Regular Expressions

Perl has an excellent regular expression engine which sets the standard by which others are measured. Regular expressions (regexps) are instances of a very powerful pattern matching language. They let you do amazing things with very little code, particularly given Perl's compact pattern matching syntax.

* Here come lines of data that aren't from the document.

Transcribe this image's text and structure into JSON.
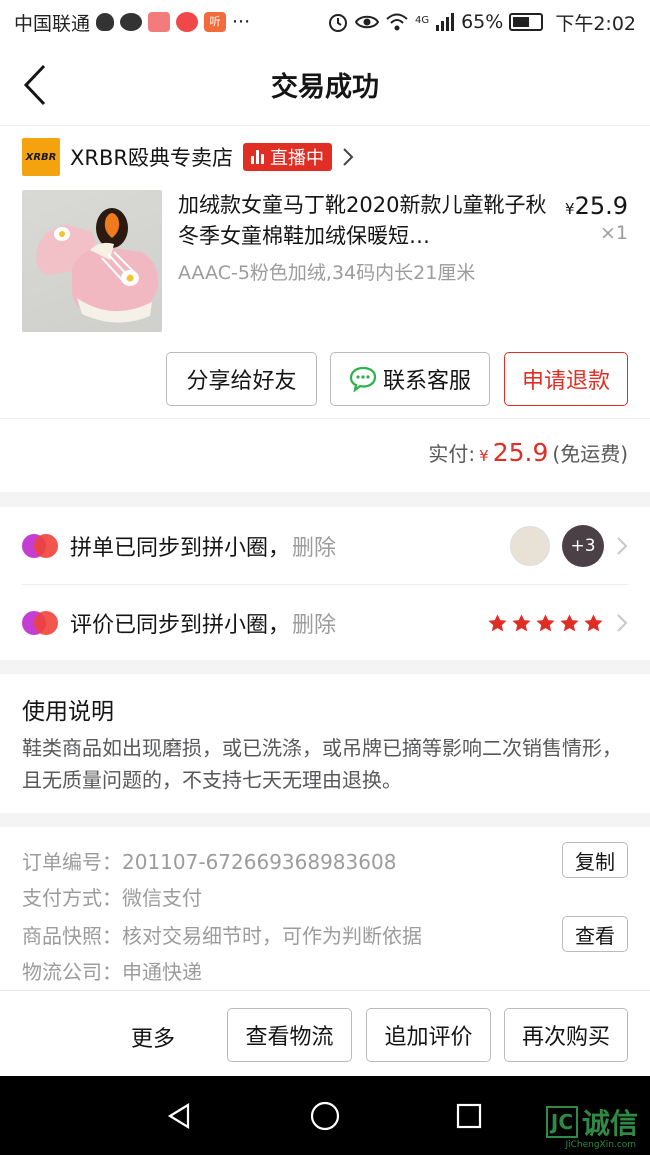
{
  "status_bar": {
    "carrier": "中国联通",
    "more": "···",
    "network": "4G",
    "battery": "65%",
    "time": "下午2:02"
  },
  "nav": {
    "title": "交易成功"
  },
  "shop": {
    "logo_text": "XRBR",
    "name": "XRBR殴典专卖店",
    "live_label": "直播中"
  },
  "product": {
    "title": "加绒款女童马丁靴2020新款儿童靴子秋冬季女童棉鞋加绒保暖短…",
    "currency": "¥",
    "price": "25.9",
    "qty": "×1",
    "spec": "AAAC-5粉色加绒,34码内长21厘米"
  },
  "actions": {
    "share": "分享给好友",
    "contact": "联系客服",
    "refund": "申请退款"
  },
  "payment": {
    "label": "实付:",
    "currency": "¥",
    "amount": "25.9",
    "note": "(免运费)"
  },
  "sync": [
    {
      "text": "拼单已同步到拼小圈，",
      "action": "删除",
      "more_count": "+3"
    },
    {
      "text": "评价已同步到拼小圈，",
      "action": "删除",
      "stars": 5
    }
  ],
  "usage": {
    "title": "使用说明",
    "text": "鞋类商品如出现磨损，或已洗涤，或吊牌已摘等影响二次销售情形，且无质量问题的，不支持七天无理由退换。"
  },
  "order_info": {
    "order_no_label": "订单编号：",
    "order_no": "201107-672669368983608",
    "copy_btn": "复制",
    "pay_method_label": "支付方式：",
    "pay_method": "微信支付",
    "snapshot_label": "商品快照：",
    "snapshot": "核对交易细节时，可作为判断依据",
    "view_btn": "查看",
    "logistics_label": "物流公司：",
    "logistics": "申通快递"
  },
  "bottom_bar": {
    "more": "更多",
    "track": "查看物流",
    "add_review": "追加评价",
    "buy_again": "再次购买"
  },
  "watermark": {
    "box": "JC",
    "text": "诚信",
    "sub": "JiChengXin.com"
  },
  "colors": {
    "accent": "#e02e24",
    "text": "#151516",
    "muted": "#9c9c9c",
    "band": "#f4f4f4"
  }
}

Here's an example of regexps at work. The job is to extract name/value pairs from a fortran namelist which contains many lines like this:

!----    JETtransp Update Mon Jun  7 09:33:24 BST 2004    --------------------
!HOST = pppl
FTIME = 0.343
KMDSPLUS = 1
MDS_PATH = '\top.INPUTS'
NLEBAL     =.true.     ! .true. to perform e- energy balance calculation  [ - ]
E0IN       = 20.0, 3.0, 0.55, 20.0, 3.0, 0.55 !                           [eV ]
 NLCO(1) = .T
 TBONA(1) =  8.899999E-02
Note the variable syntax for names and boolean values, variable spacing, mixture of single values and comma-separated lists, single-quoted strings, and comments. Each name/value pair occupies one line, so line-oriented processing is appropriate.

This short program does the job:

#! /usr/bin/perl -w

use strict;

{
   my ($file, $line, $name, $key, $value, $boolean, $integer, $float, 
       $string, $n, %nameValues);

   $name = '[A-Z][A-Z0-9_]+(?:\(\d\))?';
   $boolean = '\.true\.|\.TRUE\.|\.false\.|\.FALSE\.|\.T|\.F';
   $integer = '-?\d+';
   $float = '-?\d+\.\d*E?-?\+?\d*|-?\d*\.\d+E?-?\+?\d*';
   $string = '\'[^\']+\'';

   $file = 'namelist.txt';
   open(FILE, $file) or die("can't open $file");
   while ($line = <FILE>) {
      if (($line =~ m/^\s*($name)\s*=\s*($boolean)/) ||
          ($line =~ m/^\s*($name)\s*=\s*((?:$float\s*,?\s*)+)/) ||
          ($line =~ m/^\s*($name)\s*=\s*((?:$integer\s*,?\s*)+)/) ||
          ($line =~ m/^\s*($name)\s*=\s*($string)/)) {
         $nameValues{$1} = $2;
      }
   }
   close(FILE) or die("can't close $file");

   foreach $n (sort(keys(%nameValues))) {
      print("$n = $nameValues{$n}\n");
   }
}

After the declarations, which include hash %nameValues to store the results, match patterns are defined for names and values. Note the necessary use of single quotes to inhibit character and variable substitution.

$name = '[A-Z][A-Z0-9_]+(?:\(\d\))?';
A name starts with a capital letter, followed by one or more capitals, digits or underscores. This is optionally followed by a digit in parentheses. (?: ... ) defines a group which the final ? makes optional. Parentheses are special characters in regexps, so literals must be escaped with '\'. \d indicating a decimal digit is another special character.

$boolean = '\.true\.|\.TRUE\.|\.false\.|\.FALSE\.|\.T|\.F';
A boolean value is either .true. or .TRUE. or ..... Here we have | for alternation, and \. for a literal '.'. Without the escape, '.' normally means any character except a newline.

$float = '-?\d+\.\d*E?-?\+?\d*|-?\d*\.\d+E?-?\+?\d*';
Float syntax is a bit messy. The only required feature is a digit before or after a decimal point. This pattern is sloppy because it says that exponent digits are optional, but it works with sensible data.

$integer = '-?\d+';
An integer is one or more digits with an optional minus sign. Because floats can start with an integer, you have to test the line for a float match before testing it for an integer.

$string = '\'[^\']+\'';
A string is any sequence of non-single-quote characters in single quotes. Literal single quotes must be escaped here. ^ as the first character in square brackets means 'not the following characters'.

Moving on, the file is opened and read a line at a time. Each line is tested against a compound pattern of the form name = value, where the patterns discussed above are interpolated. This gets a bit complicated when the value is a list. Here is the simple case:

if (($line =~ m/^\s*($name)\s*=\s*($boolean)/) ||
=~ is the match operator. This tests the line to see if it matches the pattern within the outer / markers. \s* is optional white space. The parentheses in the pattern capture the value matched by the sub-expression they contain, in string variables called $1, $2 etc. If a test succeeds, the captured name/value pair is written to the nameValues hash:
$nameValues{$1} = $2;
Finally, the name/value pairs are printed in sorted order to prove the pudding.